Bir kimse Allah’ın kulunu yaratmasındaki muradı üzerinde gerçekleştirirse, Allaha kul olursa rabbini sevindirmiş olur. Bununla beraber Resulullah (s.a.v) Efendimiz; ”Allah bir kulunun kendisine dönmesinden daha çok hiçbir şeye sevinmemiştir”[1] buyurdu.
Bizim halimiz, yanlışımız ne olursa olsun, günahımız ne kadar olursa olsun, rabbimizi sevindirmek istiyorsak yapmamız gereken tek şey rabbimize dönmektir. “Ya rabbi! Sana döndüm, sana kul olmak istiyorum, sana âbd olmak istiyorum. Ya rabbi! Senin yolundan başka bir tarafa gitmek istemiyorum, seni kaybetmek, senin rızanı kaybetmek istemiyorum” demek yeterlidir. Allah kuluna kapıyı açar.

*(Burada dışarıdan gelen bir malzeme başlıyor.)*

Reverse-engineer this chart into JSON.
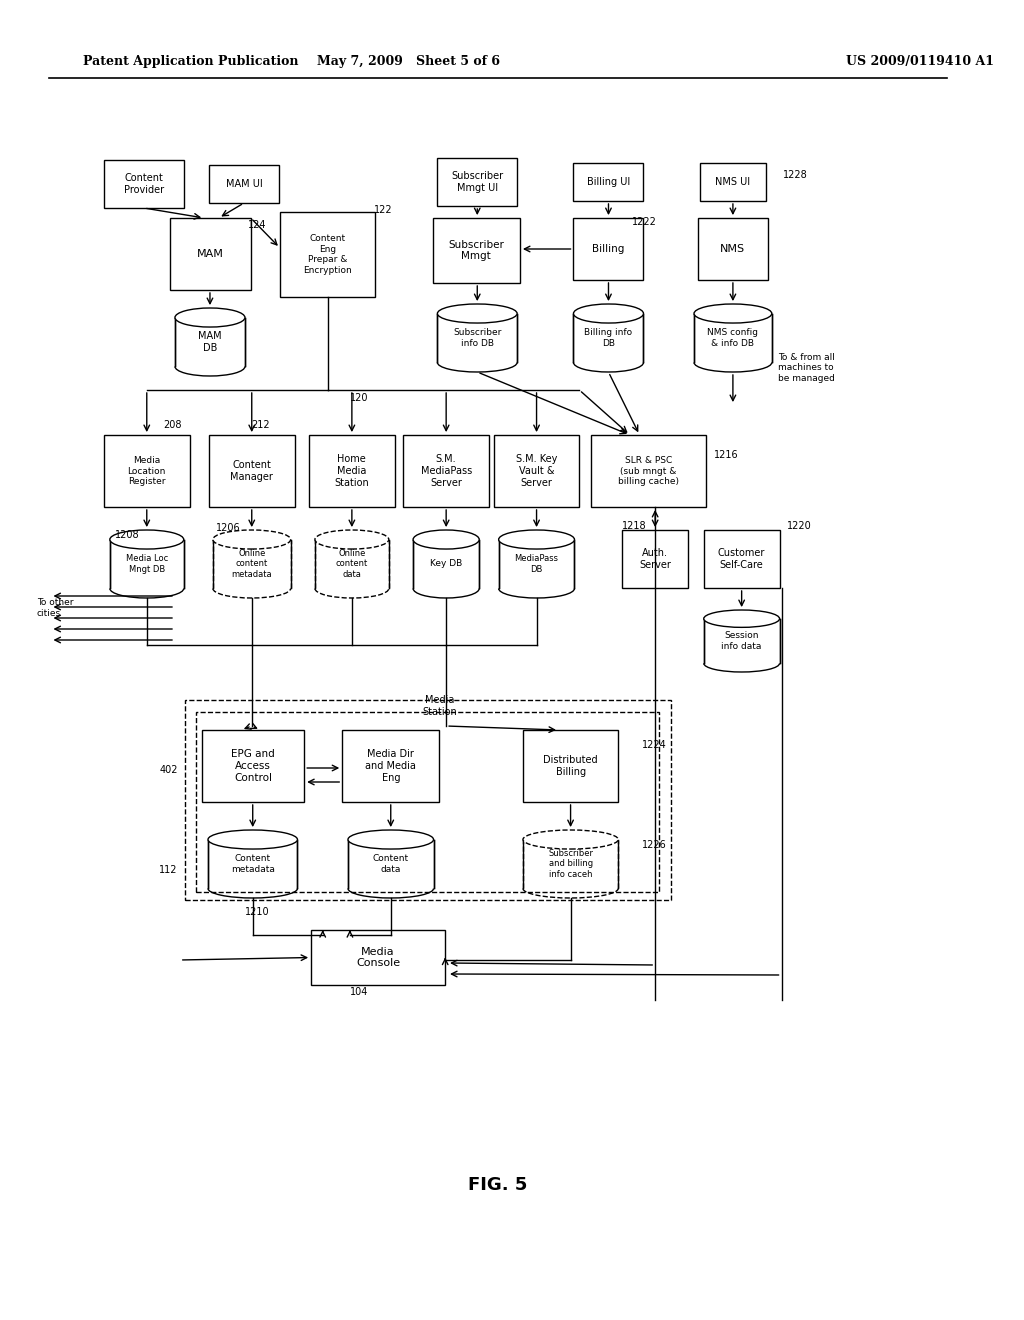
{
  "header_left": "Patent Application Publication",
  "header_mid": "May 7, 2009   Sheet 5 of 6",
  "header_right": "US 2009/0119410 A1",
  "footer_label": "FIG. 5",
  "bg_color": "#ffffff"
}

Kul, abdestini alsın, başını secdeye koyup; “Kulun geldi ya rabbi! Aciz kulun geldi, günahkar kulun geldi. Senden kaçan kulun hiçbir yere gidemeyeceğini anladı ve sana döndü” desin, Allah’ın ona gönül itibarıyla nasıl bir muamelede bulunduğunu görecek ve tadacaktır.
Onun için söylüyoruz; iman hayal değildir, din hayal değildir, hayat hayal değildir. Allah’ın kuluyla beraber olması, her anda bir şe’nde[2] olması hayal değildir. Bunlar hak ve hakikattir. Onun için bunların yaşanması ve tadılması gerekir. Tadılmayan din, din değildir. Tadılmayan iman, iman değildir. Allah’ın yakınlığı tadılmıyorsa bir sorun var demektir.
Allah en çok kulunun kendisine dönmesini sever. Kulun; “Ya rabbi! Ben senin kulunum sen de benim rabbimsin” demesini sever. Onun kul olmasını, Allah’ın muradının üzerinde gerçekleşmesini sever.